- Born: 23 February 1950 (age 76)
- Citizenship: British
- Education: University of Nottingham
- Known for: "Alien Bugs", Neopanspermia
- Scientific career
- Fields: Microbiology, Astrobiology
- Workplaces: University of Nottingham (BSc & PhD); National Research Council (Canada) (Postdoctoral Fellow); Department Of Molecular Biology and Biotechnology, University of Sheffield;

= Milton Wainwright =

British microbiologist (born 1950)

Milton Wainwright (born 23 February 1950) is a British microbiologist who is known for his research into what he claims could be extraterrestrial life found in the stratosphere.

==Biography==
Wainwright graduated from the University of Nottingham in the field of botany. He obtained a PhD from the same university in the field of mycology. From 1974 to 1975 he went to the National Research Council of Canada as postdoctoral fellow, where he obtained a qualification in environmental microbiology. From 1975 to 1986, he was a lecturer in microbiology at the University of Sheffield.

==Research==

Wainwright's interests are in astrobiology and the history of science.

In 2008, he claimed that the idea of natural selection is not original to Charles Darwin's or Alfred Russel Wallace's theory. Also, he has claimed that the red rain in Kerala is a biological entity. Wainwright has also written widely about the history of the discovery of penicillin (including that Adolf Hitler's life was saved by the drug) and streptomycin and on the hypothesis that bacteria and other non-virus microbes cause cancer.

In the 1980s Wainwright interviewed Rutgers University faculty members for his 1990 book on antibiotics, Miracle Cure, asking questions about Albert Schatz, which piqued the curiosity of some professors, who made their own inquiries and spoke with Schatz. A group of them began to lobby for Schatz's rehabilitation, because they were convinced that Schatz had been the victim of an injustice when the 1952 Nobel Prize in Physiology or Medicine was awarded solely to Selman Waksman. This culminated in Rutgers awarding Schatz the 1994 Rutgers University Medal, the university's highest honor.

Wainwright identifies as an agnostic.

==Books==

- Wainwright, Milton (1990). "Miracle Cure: The Story of Penicillin and the Golden Age of Antibiotics"
- Wainwright, Milton (1999). "An Introduction to Environmental Biotechnology"

==Honours and awards==
- Honorary Professor, Cardiff University, Great Britain, 2009
- Honorary Professor, King Saud University, Saudi Arabia, 2010
- Honorary Professor and Fellow of the Buckingham Centre for Astrobiology, University of Buckingham, Great Britain, 2012

==Articles==
- Wainwright, M. (2006). "How do microorganisms reach the stratosphere?"
- Shivaji, S., Chaturvedi, P., Kuresh, K., Redy, C.B.S., Wainwright, M. et al. (2006). Bacillus aerius sp. nov. isolated from cryogenic tubes used for collecting air samples from high altitudes. International Journal of Systematic and Evolutionary Microbiology 56,1465–1473.
- Wainwright, M. (2008). Some highlights in the history of mycology—a personal journey. Fungal Biology Reviews, 7, 2297–102.
- Wainwright, M., Leswd, A. and Alshammari, F. (2009). Bacteria in amber coal and clay in relation to lithopanspermia.
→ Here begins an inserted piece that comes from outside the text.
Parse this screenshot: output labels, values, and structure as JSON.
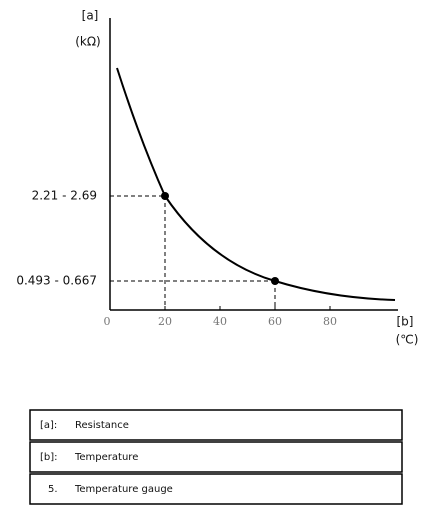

International Journal of Astrobiology 8,141–143.
- Wainwright, M. (2010). The overlooked link between non-virus microbes and cancer. Science Progress 93, 393–40.
- Wainwright, M. (2002). Do fungi play a role in the aetiology of cancer? Reviews of Medical Microbiology 13, 1–6.
- Wainwright, M. (2006). The potential role of non-virus microorganisms in cancer. Current Trends in Microbiology 2, 48–59.
- Wainwright, Milton (2010). "The origin of species without Darwin and Wallace"
- Wainwright, M. (2011). Charles Darwin mycologist and refuter of his own myth. Fungi 4, 12–20.
- Wainwright, M. (1991). Streptomycin: discovery and resultant controversy. Journal of the History and Philosophy of the Life Sciences 13, 97–124.
- Wainwright, M. and Swan, H.T. (1986). C.G. Paine and the earliest surviving clinical record of penicillin therapy. Medical History 30, 42–56.